Unfortunately, what is playing out today in Bayelsa State seems to give credence to their suspicion. This is because in the past six months, no fewer than eight Commissioners of Police have been posted to the state and removed unceremoniously. Some spent just few hours while others spent few weeks before being replaced without cogent reasons by Police authorities in Abuja. Precisely on October 10th 2018, a new Commissioner of Police, Ebere Onyeagoro who was in-charge of Interpol at FCID, Alagbon, Lagos was posted to the state. His posting came after about five other commissioners were posted and removed within six months. CP Onyeagoro’s posting came as a relief to the people and government of the state for the fact that he had spent considerable time in the past as an Area Commander in Yenagoa where he reportedly engaged cultists and other criminal elements fiercely and succeeded in curtailing their nefarious activities.

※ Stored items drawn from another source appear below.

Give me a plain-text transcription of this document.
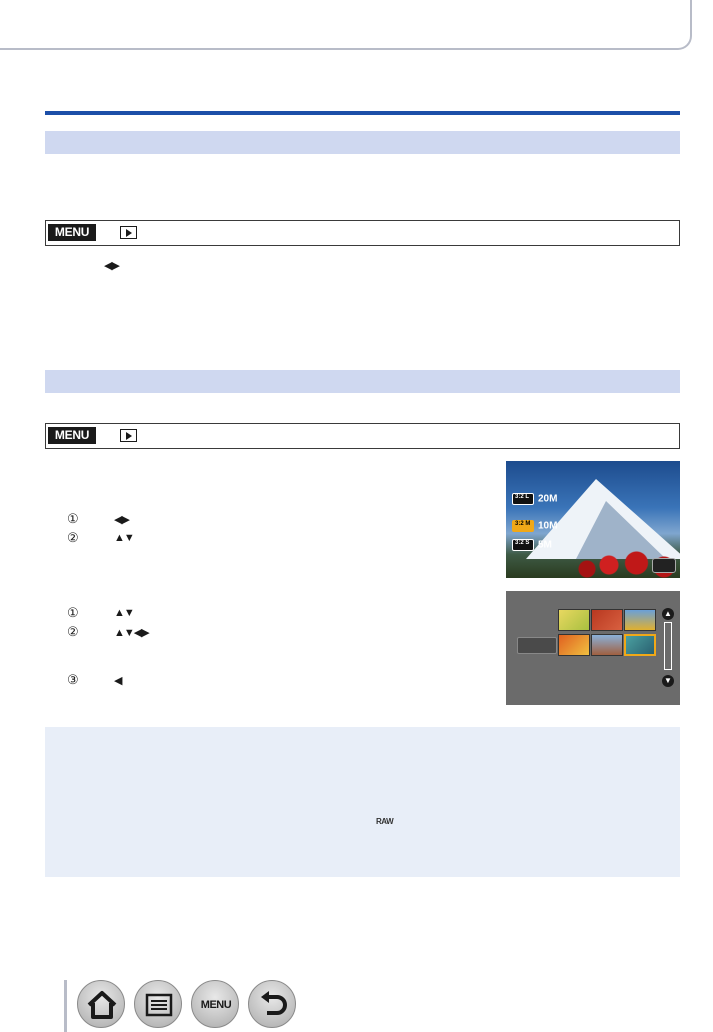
MENU
◀▶
MENU
①	◀▶
②	▲▼
3:2 L 20M
3:2 M 10M
3:2 S 5M
①	▲▼
②	▲▼◀▶
③	◀
▲
▼
RAW
MENU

However, barely three weeks after he assumed duties in the state, a signal came from Police authorities in Abuja replacing him with another Commissioner of Police, Joseph Muka. Inside sources said CP Onyeagoro was removed after a former three-time senator in the state allegedly rushed to Abuja to whisper that he was in the good books of Bayelsa State Government. Conversely, the new CP, Joseph Muka seems not to be in the good books of stakeholders in the state hence his posting elicited anger and disgust, prompting open threats to demonstrate against his stay in the office. Sources said stakeholders’ resentment emanated from CP Muka’s activities while serving as a Deputy Commissioner of Police in-charge of Administration in the state earlier.
There was alleged disagreement between him and the state government over N10 million required for the replacement of a Police SUV which was tabled before the government but the government picked holes in the request and rejected it. He was subsequently posted to Adamawa State but he reportedly came back few months later as the substantive Commissioner of Police in the state. That notwithstanding, he was removed within three months. His removal came on the heels of unceremonious replacement of other commissioners of police in the state.
At the last count, Commissioners of Police affected by this scourge of unceremonious removal include A.A Amba, Don Anwunah, Ahmed Bello, Abdulrahman Amah and Austin Iwah, who retired after serving 35 years and as Assistant Inspector-General of Police, AIG, CP Onyeagoro, who came as the 7th commissioner posted to the state within a period of six months.
Yet the intrigues, power play and manoeuvring continue unabated. Reports reveal that just few hours after CP Onyeagoro assumed duties late October, Police authorities also posted another CP, Bashir Makama, a tested operational wizard and former CP in Anambra and Benue states, to take over from him. He was, however, replaced few hours after the signal came out with the same CP Onyeagoro whom the people seem to be at home with.
Strangely, just few hours after CP Onyeagoro assumed duties, embattled CP Joseph Muka was brought back again to the state. Interestingly, as CP Muka was trying to adjust to the demands of the office, another signal brought CP Tai-Saleh from Murtala Muhammed Airport in Lagos to Bayelsa State. The musical chairs game was taking place just as sources said that both the Bayelsa State Government and House of Assembly vowed to stage a protest over the incessant removal and posting of Commissioners of Police to the state, a situation they perceive to have turned the state into a rudderless ship, security wise. People were irked about the rate of cult killings and crime wave generally in the state.
Tempers flared last weekend after the gruesome killing of a 16- year-old 100 level student of the state-owned Niger Delta University, NDU, Siefa Fred, by suspected cultists while she was running an errand for her mother in the state capital, Yenegoa. She was close to her residence when the hoodlums opened fire on her in a bid to snatch her phone. Her brutal killing triggered spontaneous protests and condemnation in and around the state with strident calls on police authorities to restore sanity in the state.
The protesters described Bayelsa State as a lawless state, alleging that cultists are everywhere with arms; killing and maiming people, just to snatch their valuables, especially phones.
The sickening drama is playing within the state while commissioners of police serving in adjoining states like Rivers, Enugu, Anambra etc have served up to two years and above. For now, nobody knows where and when the pendulum will swing in the days ahead but what stakeholders allege is that there are attempts to have a stronghold over the security architecture of the state in preparation for 2019 elections. Who knows when the next posting and replacement will take place?